Why are crops like guar grown by some farmers before sowing the seeds of a crop?
Answer:
The crops like guar are grown by farmers before sowing the seeds of a crop as the guar crop is mulched by plowing. It turns into green manure which helps in enriching the soil in nitrogen and phosphorus.

Question 4.
Why is the enhancement of food production becoming a major necessity? Which group of activities are required for improving the crop yields?
Answer:
Enhancement of food production has become a major necessity because:
1. The population of the world is increasing at a faster rate, so it is needed to fulfill the food requirements of the population.
2. The land available for cultivation is limited, so the only option available is to increase crop production.

Major groups of activities for improving crop yields:

• Crop variety improvement
• Crop production improvement
• Crop protection management

Question 5.
List some dairy farming practices needed to increase the milk yield potential of cattle.
Answer:
The dairy farming practices needed to increase the milk yield potential of cattle are:

1. The cattle should be housed well and have adequate water.
2. The cattle should be kept disease-free.
3. The feeding of cattle should be carried out in a scientific manner with special emphasis on the quality and quantity of fodder.
4. Stringent cleanliness and hygiene should be maintained.
5. Regular inspections of cattle should be done with proper record keeping.
6. Regular visits by a veterinary doctor should be ensured.

Improvement in Food Resources Class 9 Extra Questions Value Based (VBQs)

Question 1.
Aniket took admission in a dairy research institute and took an active interest in his studies. During the course, he got an opportunity to visit a village. He met the farmers there and advised them about dairy farm practices which can help to increase the milk yield of their cattle. The farmers were able to get an increased yield due to his advice.

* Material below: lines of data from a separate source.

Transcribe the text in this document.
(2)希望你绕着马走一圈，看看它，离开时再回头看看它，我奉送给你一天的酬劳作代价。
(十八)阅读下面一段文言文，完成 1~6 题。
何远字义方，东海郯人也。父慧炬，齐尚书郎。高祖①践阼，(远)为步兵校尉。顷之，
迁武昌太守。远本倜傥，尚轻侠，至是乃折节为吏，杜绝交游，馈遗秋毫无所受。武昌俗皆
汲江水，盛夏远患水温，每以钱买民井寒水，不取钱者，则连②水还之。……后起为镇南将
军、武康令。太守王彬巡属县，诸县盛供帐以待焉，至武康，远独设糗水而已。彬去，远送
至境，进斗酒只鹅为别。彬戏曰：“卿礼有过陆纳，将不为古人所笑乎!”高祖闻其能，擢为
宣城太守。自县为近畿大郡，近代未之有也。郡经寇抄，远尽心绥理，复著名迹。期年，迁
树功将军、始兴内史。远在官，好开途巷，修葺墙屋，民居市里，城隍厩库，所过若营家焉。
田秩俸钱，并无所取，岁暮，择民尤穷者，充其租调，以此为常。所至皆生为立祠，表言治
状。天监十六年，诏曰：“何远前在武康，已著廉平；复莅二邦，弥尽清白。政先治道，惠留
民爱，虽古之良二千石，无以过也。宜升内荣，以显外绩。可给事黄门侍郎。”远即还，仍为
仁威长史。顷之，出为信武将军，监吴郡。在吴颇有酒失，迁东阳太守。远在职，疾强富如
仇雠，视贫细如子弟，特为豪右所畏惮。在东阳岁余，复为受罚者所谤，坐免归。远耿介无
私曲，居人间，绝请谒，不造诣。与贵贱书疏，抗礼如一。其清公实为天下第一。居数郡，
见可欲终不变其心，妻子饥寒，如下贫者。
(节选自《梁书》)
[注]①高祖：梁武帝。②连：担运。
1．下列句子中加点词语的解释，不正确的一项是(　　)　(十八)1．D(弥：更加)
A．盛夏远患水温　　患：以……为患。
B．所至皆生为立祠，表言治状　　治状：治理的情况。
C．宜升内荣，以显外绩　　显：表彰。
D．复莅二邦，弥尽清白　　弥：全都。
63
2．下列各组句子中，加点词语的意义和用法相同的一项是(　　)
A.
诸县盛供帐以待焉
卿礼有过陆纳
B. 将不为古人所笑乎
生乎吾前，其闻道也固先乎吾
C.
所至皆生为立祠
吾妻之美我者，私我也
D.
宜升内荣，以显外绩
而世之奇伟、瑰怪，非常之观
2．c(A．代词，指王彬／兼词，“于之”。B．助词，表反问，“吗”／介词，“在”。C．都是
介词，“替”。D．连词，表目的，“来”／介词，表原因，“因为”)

1. Name two species of cattle in India.
2. List two measures that would have been suggested by Aniket to increase milk yield.
3. What values are shown by Aniket?

Answer:
1. Indian cattle belong to two different species, Bos indicus, cows, and Bos bubble.s, buffaloes.
2. The measures which would have been suggested by Aniket to increase milk yield are:
(a) The cattle should be housed well and have adequate water.
(b) The cattle should be kept disease-free.
(c) The feeding of cattle should be carried out in a scientific manner with special emphasis on the quality and quantity of fodder.
3. The values shown by Aniket are a concern for others, caring nature, scientific approach, and knowledge.

Question 2.
Sonam got admission in a reputed institute engaged in agricultural research. After the completion of course she decided to go and serve the people of her village. Her village was suffering from a reduction in infertility of the soil and high salinity in soil. She called a meeting of farmers and told them that the use of fertilizers has increased the salinity of the soil. She suggested to them the use of manures and cropping patterns to get better yields.

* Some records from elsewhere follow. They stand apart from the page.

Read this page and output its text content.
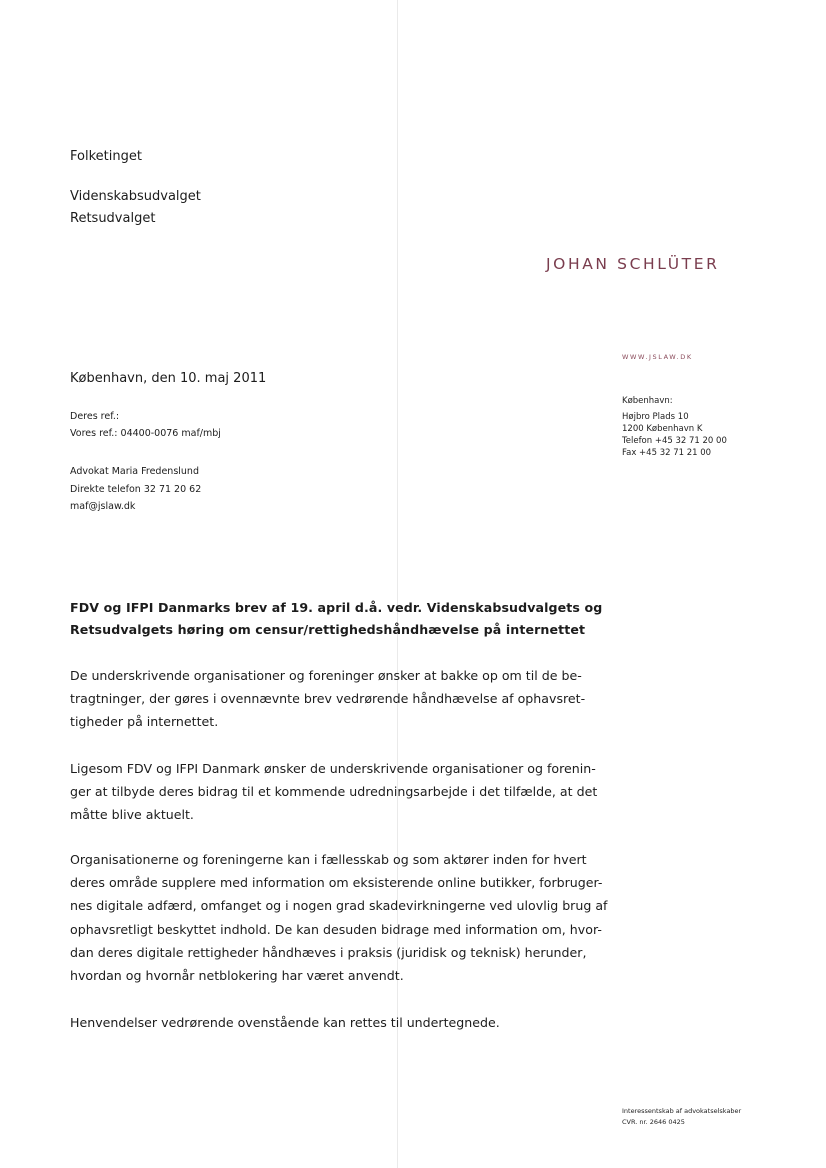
Folketinget
Videnskabsudvalget
Retsudvalget
JOHAN SCHLÜTER
WWW.JSLAW.DK
København:
Højbro Plads 10
1200 København K
Telefon +45 32 71 20 00
Fax +45 32 71 21 00
København, den 10. maj 2011
Deres ref.:
Vores ref.: 04400-0076 maf/mbj
Advokat Maria Fredenslund
Direkte telefon 32 71 20 62
maf@jslaw.dk
FDV og IFPI Danmarks brev af 19. april d.å. vedr. Videnskabsudvalgets og
Retsudvalgets høring om censur/rettighedshåndhævelse på internettet
De underskrivende organisationer og foreninger ønsker at bakke op om til de be-
tragtninger, der gøres i ovennævnte brev vedrørende håndhævelse af ophavsret-
tigheder på internettet.
Ligesom FDV og IFPI Danmark ønsker de underskrivende organisationer og forenin-
ger at tilbyde deres bidrag til et kommende udredningsarbejde i det tilfælde, at det
måtte blive aktuelt.
Organisationerne og foreningerne kan i fællesskab og som aktører inden for hvert
deres område supplere med information om eksisterende online butikker, forbruger-
nes digitale adfærd, omfanget og i nogen grad skadevirkningerne ved ulovlig brug af
ophavsretligt beskyttet indhold. De kan desuden bidrage med information om, hvor-
dan deres digitale rettigheder håndhæves i praksis (juridisk og teknisk) herunder,
hvordan og hvornår netblokering har været anvendt.
Henvendelser vedrørende ovenstående kan rettes til undertegnede.
Interessentskab af advokatselskaber
CVR. nr. 2646 0425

1. What are the different types of manures which can be used?
2. Name the different cropping patterns which she would have suggested.
3. What values are shown by Sonam?

Answer:

1. The types of manures which can be used are: Compost, vermicompost, and green manure.
2. The different cropping patterns can be inter-cropping, mixed cropping, and crop rotation.
3. The values shown by Sonam are sincerity towards work, scientific aptitude, and concern for others.